Não preciso os minutos nem horas. O tom alaranjado do céu é substituído pelo azul-escuro da noite. A escuridão abraça com força e me mantém neste chão. Até que ouço o ronco de um motor e luzes invadem e clareiam o quarto.

Levanto-me e vou até à porta. Quem viria a essa hora?

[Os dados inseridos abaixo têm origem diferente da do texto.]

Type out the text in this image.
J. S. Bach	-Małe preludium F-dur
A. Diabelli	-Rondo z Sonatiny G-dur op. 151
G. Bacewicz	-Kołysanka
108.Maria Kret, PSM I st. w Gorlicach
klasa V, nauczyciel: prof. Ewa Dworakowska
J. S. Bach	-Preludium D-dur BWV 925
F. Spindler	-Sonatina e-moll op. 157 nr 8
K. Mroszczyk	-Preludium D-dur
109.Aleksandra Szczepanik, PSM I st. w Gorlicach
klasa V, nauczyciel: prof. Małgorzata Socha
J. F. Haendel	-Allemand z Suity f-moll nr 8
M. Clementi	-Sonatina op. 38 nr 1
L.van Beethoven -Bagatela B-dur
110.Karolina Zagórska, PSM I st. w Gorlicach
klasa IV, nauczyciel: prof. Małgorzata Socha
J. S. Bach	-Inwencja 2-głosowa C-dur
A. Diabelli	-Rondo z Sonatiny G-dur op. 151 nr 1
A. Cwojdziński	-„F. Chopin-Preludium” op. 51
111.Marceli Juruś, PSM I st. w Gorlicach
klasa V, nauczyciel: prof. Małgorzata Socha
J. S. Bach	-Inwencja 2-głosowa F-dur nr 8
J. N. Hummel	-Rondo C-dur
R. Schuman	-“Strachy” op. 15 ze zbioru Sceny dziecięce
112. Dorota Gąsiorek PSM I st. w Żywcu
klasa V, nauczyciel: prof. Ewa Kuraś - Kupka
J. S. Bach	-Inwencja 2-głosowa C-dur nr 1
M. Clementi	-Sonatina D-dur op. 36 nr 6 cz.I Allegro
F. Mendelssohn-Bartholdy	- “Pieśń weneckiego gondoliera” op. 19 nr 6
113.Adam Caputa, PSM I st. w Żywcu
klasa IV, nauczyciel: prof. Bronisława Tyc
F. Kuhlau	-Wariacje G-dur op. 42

Devo estar alucinando. O desejo de encontrá-lo é tão grande que estou vendo Zander descer do carro e caminhar até mim. Ele para e toca minha face, escorregando os dedos por meus lábios. Seus olhos se fixam nos meus, não consigo piscar nem me mover. Devo ter enlouquecido.

— Você está mesmo aqui? — averiguo para ter certeza de que não estou maluca.

Zander sorri e acena com a cabeça.

— Esse carro é seu?

Ele acena outra vez.

— Você não deveria ter ido embora. — Meus olhos nublam novamente.

— Me perdoa. Eu não estava bem… — Ele desvia.

Seguro seu rosto e encosto meus lábios nos dele. Nosso beijo começa devagar e cheio de saudade, mas logo se transforma em mais. Em todos os meses longe um do outro, em toda a confusão causada para nos separar, em toda a ausência que afligiu e nos causou angústia.

Nossas línguas duelam em busca de cada minuto perdido.

Agarro-me a seu pescoço. Ele laça minha cintura. É assim que quero ficar até meu último dia, até meu último suspiro. Envolta em seus braços, seduzida por seus beijos, dominada por seu corpo, sua voz, seu cheiro… Eu o quero para sempre, eu o quero ao meu lado.

Eu, finalmente, sinto que cada parte minha está preenchida, está completa.